An optimist at heart, I always look for those bits of news that suggest positive change is afoot. This week there were several.
Pascal Lamy, the head of the World Trade Organization (WTO), wrote a piece in The Globalist arguing that "Capitalism will not survive the [current] legitimacy test without stronger domestic safety nets and a more effective multilateralism." If not quite Occupy Wall Street rhetoric, it is remarkable coming from the (albeit French) head of the WTO, which has long served as a strong proponent of open markets and free trade at all costs. Economists going back to Adam Smith long assumed that more trade is always better--if it is free trade, both parties must come out better or they wouldn't engage in it. But recent research in international trade recognizes that in fact there are often winners and losers as well as cases of clear mutual benefit. This does not mean that markets are good or bad, just that they can be used towards many ends. And the points Lamy raises lead us toward the moral and political decisions we have to collectively make if we are to structure markets to best promote overall wellbeing.

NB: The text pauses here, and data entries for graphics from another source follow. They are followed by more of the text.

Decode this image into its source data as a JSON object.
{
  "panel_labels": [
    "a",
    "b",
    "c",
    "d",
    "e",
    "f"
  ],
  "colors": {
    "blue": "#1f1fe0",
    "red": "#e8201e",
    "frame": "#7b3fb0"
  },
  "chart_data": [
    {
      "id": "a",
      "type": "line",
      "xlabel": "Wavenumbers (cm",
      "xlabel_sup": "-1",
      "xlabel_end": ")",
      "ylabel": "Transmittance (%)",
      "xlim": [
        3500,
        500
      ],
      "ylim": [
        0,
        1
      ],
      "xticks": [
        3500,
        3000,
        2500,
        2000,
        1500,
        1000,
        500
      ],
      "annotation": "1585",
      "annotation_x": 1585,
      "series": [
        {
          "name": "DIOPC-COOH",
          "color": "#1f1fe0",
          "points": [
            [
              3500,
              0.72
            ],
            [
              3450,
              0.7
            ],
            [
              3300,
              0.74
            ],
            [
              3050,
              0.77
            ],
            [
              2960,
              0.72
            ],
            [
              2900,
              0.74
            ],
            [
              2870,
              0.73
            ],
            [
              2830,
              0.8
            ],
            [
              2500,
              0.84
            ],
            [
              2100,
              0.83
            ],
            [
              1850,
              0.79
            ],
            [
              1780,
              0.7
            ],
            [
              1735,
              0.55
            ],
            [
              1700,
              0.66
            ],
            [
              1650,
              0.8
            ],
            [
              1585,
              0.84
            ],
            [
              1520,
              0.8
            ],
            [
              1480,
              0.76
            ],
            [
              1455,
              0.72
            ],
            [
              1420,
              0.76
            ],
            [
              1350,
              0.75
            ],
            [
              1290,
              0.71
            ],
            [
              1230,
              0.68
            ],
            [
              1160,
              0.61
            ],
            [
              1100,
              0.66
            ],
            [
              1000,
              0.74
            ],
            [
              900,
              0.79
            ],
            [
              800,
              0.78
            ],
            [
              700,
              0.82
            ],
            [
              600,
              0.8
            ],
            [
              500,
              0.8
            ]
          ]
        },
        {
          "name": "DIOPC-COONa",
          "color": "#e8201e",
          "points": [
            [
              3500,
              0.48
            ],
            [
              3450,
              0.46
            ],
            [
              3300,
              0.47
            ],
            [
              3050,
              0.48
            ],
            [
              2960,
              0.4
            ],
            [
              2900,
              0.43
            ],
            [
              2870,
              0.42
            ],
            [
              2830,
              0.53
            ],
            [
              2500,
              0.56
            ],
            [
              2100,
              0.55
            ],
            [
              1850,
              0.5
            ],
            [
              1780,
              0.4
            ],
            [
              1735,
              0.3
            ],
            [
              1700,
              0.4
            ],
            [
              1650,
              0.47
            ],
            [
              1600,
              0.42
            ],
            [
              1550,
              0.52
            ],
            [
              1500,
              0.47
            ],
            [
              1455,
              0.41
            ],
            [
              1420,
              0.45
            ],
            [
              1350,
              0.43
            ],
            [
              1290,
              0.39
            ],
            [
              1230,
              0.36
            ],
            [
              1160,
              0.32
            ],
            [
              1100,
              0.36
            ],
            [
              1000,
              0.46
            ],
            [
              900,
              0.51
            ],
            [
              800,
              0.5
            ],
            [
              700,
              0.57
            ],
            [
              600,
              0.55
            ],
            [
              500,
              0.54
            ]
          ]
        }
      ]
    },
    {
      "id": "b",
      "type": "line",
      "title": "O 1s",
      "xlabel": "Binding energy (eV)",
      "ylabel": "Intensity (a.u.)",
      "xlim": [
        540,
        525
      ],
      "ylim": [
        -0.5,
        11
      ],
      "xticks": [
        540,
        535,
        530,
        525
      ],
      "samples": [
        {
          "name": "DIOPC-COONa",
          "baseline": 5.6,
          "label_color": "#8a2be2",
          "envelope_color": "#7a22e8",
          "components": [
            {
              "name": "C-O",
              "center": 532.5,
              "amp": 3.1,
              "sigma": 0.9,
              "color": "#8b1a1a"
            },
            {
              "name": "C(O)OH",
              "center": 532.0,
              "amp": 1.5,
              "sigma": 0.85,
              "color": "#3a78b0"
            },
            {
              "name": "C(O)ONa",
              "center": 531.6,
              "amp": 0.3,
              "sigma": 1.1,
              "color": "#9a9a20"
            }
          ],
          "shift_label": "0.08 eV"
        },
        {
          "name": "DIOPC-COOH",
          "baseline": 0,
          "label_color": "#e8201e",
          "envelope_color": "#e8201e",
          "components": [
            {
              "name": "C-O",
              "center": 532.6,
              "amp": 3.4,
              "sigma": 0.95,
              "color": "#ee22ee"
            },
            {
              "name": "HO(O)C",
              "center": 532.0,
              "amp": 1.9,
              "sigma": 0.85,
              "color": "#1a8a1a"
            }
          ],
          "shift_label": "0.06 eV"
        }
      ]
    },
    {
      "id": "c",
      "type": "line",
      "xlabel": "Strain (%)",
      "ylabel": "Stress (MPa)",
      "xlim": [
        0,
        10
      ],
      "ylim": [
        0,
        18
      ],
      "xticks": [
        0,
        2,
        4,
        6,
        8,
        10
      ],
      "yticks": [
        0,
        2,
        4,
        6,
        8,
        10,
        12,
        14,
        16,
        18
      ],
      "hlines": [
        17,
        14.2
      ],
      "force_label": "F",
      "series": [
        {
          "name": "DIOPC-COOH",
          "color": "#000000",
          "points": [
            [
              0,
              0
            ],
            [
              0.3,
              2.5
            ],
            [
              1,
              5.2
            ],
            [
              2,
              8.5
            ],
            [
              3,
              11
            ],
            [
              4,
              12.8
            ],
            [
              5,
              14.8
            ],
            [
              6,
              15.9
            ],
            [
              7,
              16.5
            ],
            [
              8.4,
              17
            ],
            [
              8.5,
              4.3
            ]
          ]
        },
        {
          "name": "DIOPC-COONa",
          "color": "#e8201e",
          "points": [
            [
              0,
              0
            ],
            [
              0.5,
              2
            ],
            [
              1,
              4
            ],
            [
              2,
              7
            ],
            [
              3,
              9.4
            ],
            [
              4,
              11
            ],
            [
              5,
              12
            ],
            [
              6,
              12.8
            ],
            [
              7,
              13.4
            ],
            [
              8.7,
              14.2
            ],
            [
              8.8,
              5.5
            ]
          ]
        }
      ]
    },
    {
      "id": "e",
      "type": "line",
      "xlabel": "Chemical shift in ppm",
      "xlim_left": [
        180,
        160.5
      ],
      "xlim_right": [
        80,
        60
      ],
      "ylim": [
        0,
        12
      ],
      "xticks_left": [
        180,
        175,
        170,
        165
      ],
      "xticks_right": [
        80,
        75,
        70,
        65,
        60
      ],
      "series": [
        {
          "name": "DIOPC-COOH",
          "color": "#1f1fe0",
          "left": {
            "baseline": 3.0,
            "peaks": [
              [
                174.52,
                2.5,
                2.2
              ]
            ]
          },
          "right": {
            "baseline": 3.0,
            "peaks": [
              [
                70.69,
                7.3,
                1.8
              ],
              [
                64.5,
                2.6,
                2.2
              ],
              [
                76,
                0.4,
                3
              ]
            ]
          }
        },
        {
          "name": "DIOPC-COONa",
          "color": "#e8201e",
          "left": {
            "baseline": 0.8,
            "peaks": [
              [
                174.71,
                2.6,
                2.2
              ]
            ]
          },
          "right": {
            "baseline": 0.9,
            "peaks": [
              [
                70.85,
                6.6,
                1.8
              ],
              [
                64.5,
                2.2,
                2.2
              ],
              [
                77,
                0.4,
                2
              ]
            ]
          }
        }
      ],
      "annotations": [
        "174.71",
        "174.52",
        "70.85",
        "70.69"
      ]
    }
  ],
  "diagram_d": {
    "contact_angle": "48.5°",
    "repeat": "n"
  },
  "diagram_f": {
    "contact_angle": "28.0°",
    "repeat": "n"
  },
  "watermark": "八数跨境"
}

In other news, the International Herald Tribune reports that President Obama has nominate Jim Yong Kim to head the World Bank. China, Brazil, Indian, Russia and other emerging powers are expressing a growing unrest with the standing informal agreement that Europe picks the IMF chief and the U.S. picks the World Bank head. Putting that aside, though, President Obama's pick is remarkable for a couple of reasons. First, he is an anthropologist, holding both an MD and a PhD in anthropology from Harvard. Along with Paul Farmer, he co-founded Partners in Health, and his work has been at the intersection of health and development. Anthropologists have been some of the most vocal critics of the Bank's policies in the developing world, and appointing Kim sends an important message about the institution's trajectory.
Finally,we have Germany's new president, Joachim Gauck. The press here has played up the significance that (while born in Hamburg) Gauck was raised in East Germany; thus, along with Merkel, Germany is now led by two former East Germans. This is a historic shift, but mostly because it doesn't seem to mean much for the workings of the country; perhaps the long discussed "normalization" is finally here, in the heights of government at least if not the unemployed youth of Brandenburg. The other revealing aspect of Gauck's election also derives its significance from not creating much of a ruckus. Gauck, a preacher, is married, but separated from his wife for years, and he will move into the presidential palace Bellevue with his long time partner, Daniela Schadt. What would Rick Santorum say?